- Church: Chaldean Catholic Church
- Previous post: Apostolic Visitor for Chaldean faithful in Europe (2016–2025)

Orders
- Ordination: 13 October 2001
- Consecration: 24 January 2014 by Louis Raphaël I Sako

Personal details
- Born: Saad Hanna Sirop 6 September 1972 (age 53) Baghdad, Iraq
- Education: University of Baghdad,; Pontifical Urban University,; Pontifical Gregorian University;

= Saad Sirop =

Iraqi Chaldean Catholic bishop (born 1972)

Saad Hanna Sirop (born 6 September 1972) is an Iraqi hierarch of the Chaldean Catholic Church who has served as titular bishop of Hirta and auxiliary bishop of the Patriarchate of Babylon of the Chaldeans. He was appointed apostolic visitor for Chaldean faithful residing in Europe in 2016 and later served as apostolic administrator of the Chaldean Catholic Eparchy of Saint Peter the Apostle of San Diego since 2026.

==Early life and education==
Sirop was born in Baghdad, Iraq, on 6 September 1972. He first studied aeronautical engineering before entering the Chaldean seminary in Baghdad. He later pursued studies in theology and philosophy at the Pontifical Urban University in Rome, and later obtaining a doctorate in philosophy from the Pontifical Gregorian University.

==Priesthood==
Sirop was ordained a priest on 13 October 2001. During his priestly ministry he served in pastoral and academic roles, including work at the Babel College for Philosophy and Theology in Baghdad.

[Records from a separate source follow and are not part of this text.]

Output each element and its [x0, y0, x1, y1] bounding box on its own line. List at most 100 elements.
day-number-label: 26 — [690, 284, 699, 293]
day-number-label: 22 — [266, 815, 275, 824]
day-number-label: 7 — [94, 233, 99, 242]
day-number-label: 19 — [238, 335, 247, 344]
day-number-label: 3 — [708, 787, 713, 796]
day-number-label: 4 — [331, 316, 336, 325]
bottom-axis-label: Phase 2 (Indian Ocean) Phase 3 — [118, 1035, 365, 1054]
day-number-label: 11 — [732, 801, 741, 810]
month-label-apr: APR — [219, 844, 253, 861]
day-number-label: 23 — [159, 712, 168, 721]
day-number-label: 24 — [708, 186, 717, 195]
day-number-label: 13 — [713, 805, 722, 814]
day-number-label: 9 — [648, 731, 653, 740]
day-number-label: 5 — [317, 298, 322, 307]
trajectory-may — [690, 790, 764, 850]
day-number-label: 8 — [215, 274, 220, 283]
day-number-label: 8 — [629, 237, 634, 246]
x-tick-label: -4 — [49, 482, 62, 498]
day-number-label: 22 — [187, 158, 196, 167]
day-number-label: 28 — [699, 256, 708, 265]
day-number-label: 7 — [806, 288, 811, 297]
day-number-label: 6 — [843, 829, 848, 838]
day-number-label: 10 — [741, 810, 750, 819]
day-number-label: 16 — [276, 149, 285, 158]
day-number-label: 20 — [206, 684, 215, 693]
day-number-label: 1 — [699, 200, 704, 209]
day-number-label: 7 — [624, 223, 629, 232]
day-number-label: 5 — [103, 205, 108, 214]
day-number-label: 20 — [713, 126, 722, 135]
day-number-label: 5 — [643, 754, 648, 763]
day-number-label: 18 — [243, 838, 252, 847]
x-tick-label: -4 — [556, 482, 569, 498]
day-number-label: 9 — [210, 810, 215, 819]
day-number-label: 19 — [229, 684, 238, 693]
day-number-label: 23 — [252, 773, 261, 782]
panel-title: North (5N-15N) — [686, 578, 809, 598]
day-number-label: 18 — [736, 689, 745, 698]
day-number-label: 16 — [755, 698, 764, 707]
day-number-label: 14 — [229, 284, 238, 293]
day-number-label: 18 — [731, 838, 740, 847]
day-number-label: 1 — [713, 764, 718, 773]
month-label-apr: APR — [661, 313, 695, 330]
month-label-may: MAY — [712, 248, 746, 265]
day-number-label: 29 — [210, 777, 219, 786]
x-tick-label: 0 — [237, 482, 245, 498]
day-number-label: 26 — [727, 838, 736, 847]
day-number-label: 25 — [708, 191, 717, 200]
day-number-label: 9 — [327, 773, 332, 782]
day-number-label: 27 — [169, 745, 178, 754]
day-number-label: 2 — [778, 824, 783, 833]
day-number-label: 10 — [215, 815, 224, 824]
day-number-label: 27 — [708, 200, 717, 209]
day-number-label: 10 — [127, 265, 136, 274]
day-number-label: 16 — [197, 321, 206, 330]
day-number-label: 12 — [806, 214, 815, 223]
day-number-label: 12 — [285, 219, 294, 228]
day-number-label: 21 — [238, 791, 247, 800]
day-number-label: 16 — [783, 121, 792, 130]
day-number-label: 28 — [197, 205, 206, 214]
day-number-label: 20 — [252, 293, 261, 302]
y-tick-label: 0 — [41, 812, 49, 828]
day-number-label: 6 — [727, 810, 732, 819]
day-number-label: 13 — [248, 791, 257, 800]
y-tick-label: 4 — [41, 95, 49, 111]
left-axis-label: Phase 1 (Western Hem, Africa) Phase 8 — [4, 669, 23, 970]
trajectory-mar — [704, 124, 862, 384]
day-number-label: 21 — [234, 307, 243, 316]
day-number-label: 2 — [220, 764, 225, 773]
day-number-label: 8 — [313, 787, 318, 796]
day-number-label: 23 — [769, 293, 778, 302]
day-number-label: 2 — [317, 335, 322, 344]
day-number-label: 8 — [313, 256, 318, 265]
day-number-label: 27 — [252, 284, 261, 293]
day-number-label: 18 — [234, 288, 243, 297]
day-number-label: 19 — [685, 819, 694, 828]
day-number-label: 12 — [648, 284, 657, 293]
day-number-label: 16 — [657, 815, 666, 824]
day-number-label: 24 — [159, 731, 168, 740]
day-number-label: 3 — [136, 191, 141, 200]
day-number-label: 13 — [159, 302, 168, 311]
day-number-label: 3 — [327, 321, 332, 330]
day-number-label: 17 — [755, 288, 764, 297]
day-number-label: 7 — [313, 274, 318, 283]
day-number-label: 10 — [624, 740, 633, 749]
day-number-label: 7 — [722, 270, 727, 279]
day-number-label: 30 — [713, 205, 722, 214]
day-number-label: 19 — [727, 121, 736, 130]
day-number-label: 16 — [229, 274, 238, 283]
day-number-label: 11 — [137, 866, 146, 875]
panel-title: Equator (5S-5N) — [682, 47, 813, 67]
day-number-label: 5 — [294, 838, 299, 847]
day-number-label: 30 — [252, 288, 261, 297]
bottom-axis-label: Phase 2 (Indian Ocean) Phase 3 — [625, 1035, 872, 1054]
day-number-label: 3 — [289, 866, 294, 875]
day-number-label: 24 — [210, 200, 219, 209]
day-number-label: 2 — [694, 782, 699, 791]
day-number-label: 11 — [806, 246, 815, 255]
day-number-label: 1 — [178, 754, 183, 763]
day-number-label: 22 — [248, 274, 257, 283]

In 2006 he was kidnapped during a Mass by militants associated with Al-Qaeda. He was held for 28 days and reportedly tortured before being released.

==Episcopacy==
On 11 January 2014 the Synod of Bishops of the Chaldean Catholic Church elected Sirop as auxiliary bishop of the Patriarchate of Babylon of the Chaldeans. Pope Francis granted his assent to the election and appointed him titular bishop of Hirta. He was consecrated bishop on 24 January 2014 by Louis Raphaël I Sako, the Chaldean Patriarch of Babylon.

On 19 November 2016 he was appointed apostolic visitor for Chaldean faithful residing in Europe. His resignation from this office was accepted on 1 July 2025.

On 10 March 2026 he was appointed apostolic administrator of the Chaldean Catholic Eparchy of Saint Peter the Apostle of San Diego.

==Public statements==
Sirop has publicly spoken about the political and social difficulties faced by Christians in Iraq, including corruption and instability affecting the country and its Christian communities.